The private exhibition

Chapter 1 - part 1

My stomach screams for food, but I can't move -- not yet, not until he tells me to. My hand rests on my lower belly. My thick sausage-like fingers sit there, sinking ever so slightly into my plush, yielding flesh. He stops a moment to look at them. Stroking his sharp, black beard as, through the lenses of his concave glasses, he studies the way the golden light of the morning sun plays upon the smooth skin of my swollen digits. Then he returns to his work, the veins and muscles of his forearm shifting as, subtly, with great care, he moves his brush across a tiny patch of his vast canvas.

I haven't eaten for nearly an hour, every cell in my body yearns for sugar and fat, for a rich feast to fill the yawning chasm within me. But I know it'll be a while yet before I can, finally, dig my teeth into my first post-breakfast snack for the day. And so, as I lie here, reclined in bed, contained within vast, weighty cushions of my own flesh, I do my best to distract myself from my gnawing hunger, my unrelenting urge to eat.

The wall before me is covered in sketches and paintings.
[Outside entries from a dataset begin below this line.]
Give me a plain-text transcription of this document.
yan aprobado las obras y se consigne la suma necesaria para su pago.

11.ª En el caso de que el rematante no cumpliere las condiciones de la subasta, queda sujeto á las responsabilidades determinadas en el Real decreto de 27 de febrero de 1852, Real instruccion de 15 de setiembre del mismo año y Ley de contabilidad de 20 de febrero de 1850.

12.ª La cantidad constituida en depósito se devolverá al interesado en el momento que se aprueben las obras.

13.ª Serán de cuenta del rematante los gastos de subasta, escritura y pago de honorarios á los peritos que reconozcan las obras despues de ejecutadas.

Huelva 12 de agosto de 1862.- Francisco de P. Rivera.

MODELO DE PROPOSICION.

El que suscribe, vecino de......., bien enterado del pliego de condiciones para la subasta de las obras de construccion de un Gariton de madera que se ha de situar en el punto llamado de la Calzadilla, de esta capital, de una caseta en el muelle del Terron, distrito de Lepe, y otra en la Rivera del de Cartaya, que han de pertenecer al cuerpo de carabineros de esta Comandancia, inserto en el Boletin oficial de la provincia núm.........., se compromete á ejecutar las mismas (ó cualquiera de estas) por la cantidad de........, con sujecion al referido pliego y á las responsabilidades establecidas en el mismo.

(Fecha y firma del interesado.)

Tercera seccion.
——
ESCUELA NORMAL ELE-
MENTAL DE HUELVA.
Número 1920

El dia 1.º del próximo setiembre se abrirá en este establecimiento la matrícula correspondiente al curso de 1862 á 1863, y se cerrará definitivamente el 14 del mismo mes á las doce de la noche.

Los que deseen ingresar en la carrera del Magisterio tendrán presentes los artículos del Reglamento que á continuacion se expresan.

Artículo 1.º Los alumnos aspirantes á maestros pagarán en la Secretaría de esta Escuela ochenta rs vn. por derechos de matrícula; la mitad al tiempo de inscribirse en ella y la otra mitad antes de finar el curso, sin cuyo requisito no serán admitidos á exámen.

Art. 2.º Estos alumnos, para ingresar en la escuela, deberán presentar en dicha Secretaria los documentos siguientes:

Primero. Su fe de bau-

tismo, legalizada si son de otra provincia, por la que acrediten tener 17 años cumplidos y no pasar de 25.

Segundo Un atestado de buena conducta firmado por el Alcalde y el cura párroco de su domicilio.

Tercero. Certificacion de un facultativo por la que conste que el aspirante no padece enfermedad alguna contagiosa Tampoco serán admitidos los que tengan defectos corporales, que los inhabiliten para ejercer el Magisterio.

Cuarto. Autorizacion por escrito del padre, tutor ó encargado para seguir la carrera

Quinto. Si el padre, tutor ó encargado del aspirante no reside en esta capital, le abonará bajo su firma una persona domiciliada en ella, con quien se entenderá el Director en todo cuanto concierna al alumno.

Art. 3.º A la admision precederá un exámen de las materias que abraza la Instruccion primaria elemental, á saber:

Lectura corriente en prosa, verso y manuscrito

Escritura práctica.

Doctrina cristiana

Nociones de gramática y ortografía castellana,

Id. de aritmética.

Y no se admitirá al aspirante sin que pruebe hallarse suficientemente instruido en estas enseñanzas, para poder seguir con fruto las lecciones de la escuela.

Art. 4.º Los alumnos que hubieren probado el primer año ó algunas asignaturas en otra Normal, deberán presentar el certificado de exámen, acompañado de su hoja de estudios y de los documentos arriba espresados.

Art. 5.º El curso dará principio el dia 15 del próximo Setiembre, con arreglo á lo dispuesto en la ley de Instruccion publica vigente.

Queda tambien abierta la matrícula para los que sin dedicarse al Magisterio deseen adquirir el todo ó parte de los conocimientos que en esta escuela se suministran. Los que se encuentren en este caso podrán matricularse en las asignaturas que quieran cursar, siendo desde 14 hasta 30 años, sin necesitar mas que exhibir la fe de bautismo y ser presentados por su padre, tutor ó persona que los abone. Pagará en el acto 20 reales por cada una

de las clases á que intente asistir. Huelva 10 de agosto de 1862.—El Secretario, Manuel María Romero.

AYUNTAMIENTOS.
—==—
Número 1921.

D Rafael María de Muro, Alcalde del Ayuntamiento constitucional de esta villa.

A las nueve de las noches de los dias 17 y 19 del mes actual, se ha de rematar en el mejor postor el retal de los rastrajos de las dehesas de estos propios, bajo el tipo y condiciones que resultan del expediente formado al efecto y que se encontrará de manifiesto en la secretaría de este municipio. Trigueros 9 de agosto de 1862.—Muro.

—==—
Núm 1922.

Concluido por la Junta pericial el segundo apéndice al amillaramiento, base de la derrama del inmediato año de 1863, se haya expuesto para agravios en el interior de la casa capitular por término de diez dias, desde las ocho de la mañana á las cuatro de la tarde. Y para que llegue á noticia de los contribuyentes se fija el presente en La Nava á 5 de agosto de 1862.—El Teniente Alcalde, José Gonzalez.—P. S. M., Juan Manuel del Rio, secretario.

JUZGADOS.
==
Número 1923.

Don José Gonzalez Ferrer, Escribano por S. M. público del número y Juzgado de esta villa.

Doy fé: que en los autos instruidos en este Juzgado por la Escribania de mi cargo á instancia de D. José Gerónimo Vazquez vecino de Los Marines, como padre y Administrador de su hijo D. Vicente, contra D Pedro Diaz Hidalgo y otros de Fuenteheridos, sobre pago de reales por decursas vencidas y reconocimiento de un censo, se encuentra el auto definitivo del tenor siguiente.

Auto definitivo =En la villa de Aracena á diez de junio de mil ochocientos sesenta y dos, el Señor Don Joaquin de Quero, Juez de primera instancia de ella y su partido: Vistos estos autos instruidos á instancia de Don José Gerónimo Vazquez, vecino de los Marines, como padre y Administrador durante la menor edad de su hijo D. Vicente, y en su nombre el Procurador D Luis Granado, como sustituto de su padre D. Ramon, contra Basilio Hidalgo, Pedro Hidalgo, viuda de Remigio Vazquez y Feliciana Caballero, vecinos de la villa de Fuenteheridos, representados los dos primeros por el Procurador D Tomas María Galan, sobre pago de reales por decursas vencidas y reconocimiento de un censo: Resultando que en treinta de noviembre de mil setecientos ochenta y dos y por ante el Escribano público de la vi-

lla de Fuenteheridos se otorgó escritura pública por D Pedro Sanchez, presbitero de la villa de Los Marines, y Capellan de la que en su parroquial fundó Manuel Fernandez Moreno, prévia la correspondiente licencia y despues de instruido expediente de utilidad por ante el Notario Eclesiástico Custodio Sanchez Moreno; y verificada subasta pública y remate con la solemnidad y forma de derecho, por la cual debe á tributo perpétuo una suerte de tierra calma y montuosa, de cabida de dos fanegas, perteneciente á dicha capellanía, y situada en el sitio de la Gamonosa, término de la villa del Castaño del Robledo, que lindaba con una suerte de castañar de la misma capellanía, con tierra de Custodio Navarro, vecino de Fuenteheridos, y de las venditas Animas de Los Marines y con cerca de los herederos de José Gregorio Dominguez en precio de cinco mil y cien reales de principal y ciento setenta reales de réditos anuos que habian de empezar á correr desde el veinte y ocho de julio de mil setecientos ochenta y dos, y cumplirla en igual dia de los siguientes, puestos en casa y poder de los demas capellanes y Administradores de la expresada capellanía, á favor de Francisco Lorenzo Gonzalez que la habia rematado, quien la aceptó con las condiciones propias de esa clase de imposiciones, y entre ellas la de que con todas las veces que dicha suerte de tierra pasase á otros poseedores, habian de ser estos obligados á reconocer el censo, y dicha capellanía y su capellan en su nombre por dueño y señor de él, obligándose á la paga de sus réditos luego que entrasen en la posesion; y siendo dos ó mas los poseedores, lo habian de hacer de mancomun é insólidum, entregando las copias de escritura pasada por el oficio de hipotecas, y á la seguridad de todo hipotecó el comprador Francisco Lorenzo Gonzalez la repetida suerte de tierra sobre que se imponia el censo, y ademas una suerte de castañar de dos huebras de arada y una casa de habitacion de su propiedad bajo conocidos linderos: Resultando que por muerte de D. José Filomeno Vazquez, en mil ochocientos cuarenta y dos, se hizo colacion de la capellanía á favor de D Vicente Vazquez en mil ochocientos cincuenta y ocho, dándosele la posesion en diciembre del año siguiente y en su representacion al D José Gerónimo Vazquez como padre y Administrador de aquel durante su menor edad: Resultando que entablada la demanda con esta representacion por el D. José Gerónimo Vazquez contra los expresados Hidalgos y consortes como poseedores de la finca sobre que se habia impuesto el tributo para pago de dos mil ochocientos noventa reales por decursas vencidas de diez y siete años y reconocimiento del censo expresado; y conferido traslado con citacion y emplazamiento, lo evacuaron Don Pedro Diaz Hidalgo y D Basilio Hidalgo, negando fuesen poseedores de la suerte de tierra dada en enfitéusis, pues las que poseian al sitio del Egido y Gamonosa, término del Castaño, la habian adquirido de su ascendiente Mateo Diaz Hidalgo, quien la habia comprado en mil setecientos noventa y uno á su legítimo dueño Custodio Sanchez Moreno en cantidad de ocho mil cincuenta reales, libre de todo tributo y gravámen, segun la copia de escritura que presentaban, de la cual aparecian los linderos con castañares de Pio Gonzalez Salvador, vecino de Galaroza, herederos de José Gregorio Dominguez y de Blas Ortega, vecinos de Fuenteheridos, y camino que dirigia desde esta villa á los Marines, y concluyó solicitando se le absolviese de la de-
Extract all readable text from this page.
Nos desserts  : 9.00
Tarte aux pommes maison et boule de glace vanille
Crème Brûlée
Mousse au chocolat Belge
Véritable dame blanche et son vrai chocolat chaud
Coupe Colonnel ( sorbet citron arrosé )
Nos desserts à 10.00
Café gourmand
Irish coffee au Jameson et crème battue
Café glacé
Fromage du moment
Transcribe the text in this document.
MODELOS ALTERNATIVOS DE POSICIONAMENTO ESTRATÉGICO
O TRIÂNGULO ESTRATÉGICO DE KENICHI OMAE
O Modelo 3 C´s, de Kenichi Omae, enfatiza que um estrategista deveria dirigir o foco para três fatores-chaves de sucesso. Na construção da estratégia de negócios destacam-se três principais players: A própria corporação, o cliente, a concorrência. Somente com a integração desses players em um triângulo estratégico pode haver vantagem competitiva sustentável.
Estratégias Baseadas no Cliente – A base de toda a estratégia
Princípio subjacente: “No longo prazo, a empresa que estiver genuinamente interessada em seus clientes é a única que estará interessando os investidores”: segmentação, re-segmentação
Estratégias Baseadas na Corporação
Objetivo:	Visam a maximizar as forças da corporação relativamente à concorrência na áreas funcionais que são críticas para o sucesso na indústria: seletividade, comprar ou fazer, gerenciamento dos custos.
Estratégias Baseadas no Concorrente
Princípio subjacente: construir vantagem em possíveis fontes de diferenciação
His past depictions of me, displayed in chronological order. Furthest to the left, by the narrow door leading to the steep basement steps, hang a great number of his pieces from when the two of us had just met. As I look at them, those old creations still seem so very beautiful, so evocative and arresting. As I study them, I find I can hardly remember the girl that they depict.

Was I ever that thin? Was my body ever as sleek and shapely as his sketches would suggest? Were my eyes ever so startling as those in his portraits? Was my gaze ever so confident, so playful and alluring? Could I really strike and hold all those graceful poses with such ease?

Even back then -- when I was thin and pretty and only too aware of it -- I found it hard believe that I could really be as beautiful as the girl in his drawings. From the moment we first met, from the moment I first learned how his eyes saw me, I couldn't stop thinking about him, about the beautiful goddess I'd seen on the pages of his sketchbook. As silly as it may seem, I couldn't help but to feel as though he'd seen right through me, as though his gaze had pierced through all my put-ons and pretensions to capture something buried deep beneath. Some hidden potential, perhaps, that even I, myself, couldn't see.

Little did I know then how right I was.

Back then, he seemed like such a kind man. He was so charming and sweet, a relaxed romantic with a sharp sense of humour. When he asked me out, only a few weeks after we'd first met, I was only too happy to say yes. Before long, I had fallen hopelessly in love with him.

All these old drawings, these hauntingly beautiful depictions of my former self, are ordered around one, huge centrepiece. A vast painting that shows me, reclined in bed, my naked body on display in all its past glory. As I look at it, I can't help but to marvel at its beauty, at the beauty of the woman depicted there.

Her hair is dark and luscious, it flows like silk down her shoulders. Her eyes, framed by long lashes, are a sparkling green; her body is lean and limber, a collection of solid, subtle curves. As I look at her, at her tapered waist and her flat stomach, at her firm, round breasts and her tight, callipygous butt, at her sleek, slender thighs, and the negative space that divides them, I can't help but to feel just a little wistful. Did I really use look like that?

As the girl in the painting stares back at me with her coy, come hither smile, I can't help but to wonder what she would think if she could see me now. If she could see what fate has in store for her. What the man she loves has made of her. These days, her smile, which once struck me as confident and knowing, seems so hopelessly innocent and naïve.